By now Bill Armour had been fired, replaced as manager by Hughie Jennings, a jaunty, redheaded Irishman of thirteen major-league campaigns once known for his lively hitting with the Baltimore Orioles and Brooklyn Superbas, and a disciple of the brawling John McGraw school of baseball. Jennings made news copy with a series of misadventures—near death in an auto crash, being hit by pitches forty-nine times in one season, and diving into an empty swimming pool at the cost of a fractured skull. “Nothing can kill Jennings,” went the crack, “except a new ball team.”

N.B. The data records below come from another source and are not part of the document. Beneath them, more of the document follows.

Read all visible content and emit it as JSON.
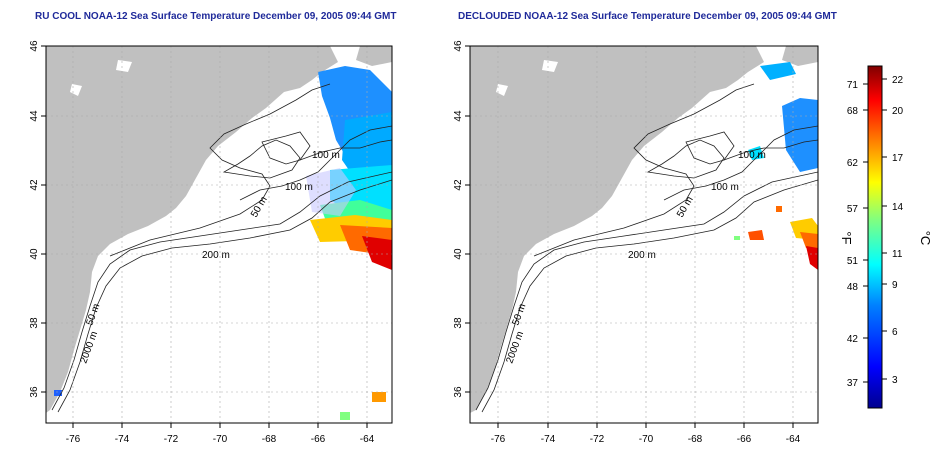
{
  "left_panel": {
    "title": "RU COOL NOAA-12 Sea Surface Temperature December 09, 2005 09:44 GMT",
    "contour_labels": [
      "100 m",
      "100 m",
      "50 m",
      "200 m",
      "50 m",
      "2000 m"
    ]
  },
  "right_panel": {
    "title": "DECLOUDED NOAA-12 Sea Surface Temperature December 09, 2005 09:44 GMT",
    "contour_labels": [
      "100 m",
      "100 m",
      "50 m",
      "200 m",
      "50 m",
      "2000 m"
    ]
  },
  "x_ticks": [
    "-76",
    "-74",
    "-72",
    "-70",
    "-68",
    "-66",
    "-64"
  ],
  "y_ticks": [
    "36",
    "38",
    "40",
    "42",
    "44",
    "46"
  ],
  "colorbar": {
    "fahrenheit_label": "°F",
    "celsius_label": "°C",
    "fahrenheit_ticks": [
      "71",
      "68",
      "62",
      "57",
      "51",
      "48",
      "42",
      "37"
    ],
    "celsius_ticks": [
      "22",
      "20",
      "17",
      "14",
      "11",
      "9",
      "6",
      "3"
    ],
    "colors": [
      "#00008f",
      "#0000ff",
      "#0080ff",
      "#00ffff",
      "#80ff80",
      "#ffff00",
      "#ff8000",
      "#ff0000",
      "#800000"
    ]
  },
  "colors": {
    "land": "#c0c0c0",
    "ocean": "#ffffff",
    "title": "#1f2a9a",
    "contour": "#222222"
  }
}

Over the winter, Cobb had written to Detroit, “I have no money for buying spring cotton and wheat seed. Have forty acres going fallow.” He disliked asking for a pay advance of five hundred dollars, but did so. Bill Yawkey, from his bank-owner's office, grumbled that Tyrus could have earned the five hundred playing winter-league semipro ball in Dixie. Cobb answered that he had done that, performing as pitcher-outfielder for the Augusta Sockers and other teams—at ten to fifteen dollars per game. It seemed not to have occurred to his superiors that it was a sorry note for their number-one hitter to be back scrambling for small change with Georgia bush-leaguers. However, the Tigers advanced him three hundred dollars at interest on a six-month note.

At age twenty, built now like a running back in today's pro football, Cobb first met the new leader, Jennings, in spring camp at Augusta. As Cobb told the story years later, Jennings, for openers, gave him news of Matty McIntyre and Ed Siever. The two were more determined than ever to have Cobb gone from the club. From Florida, where McIntyre was located, had come word that they wanted a disruptive influence on the team eliminated, or else they would not sign contracts. “They're asking to be traded if we keep you,” said Jennings. “They say they won't play with you anymore.”

Cobb said he felt the same way. “Can you deal for me in this league?” he asked. “I want to stay in the American.”

Jennings was dubious. “We don't see a trade to our liking available,” he said. “What I want you to do is stop all this fighting. Get smart. And I want you to play the hit-and-run more and use the double steal with Claude Rossman.” A rangy first baseman lately obtained from Cleveland, Rossman had hit .308 for the Naps.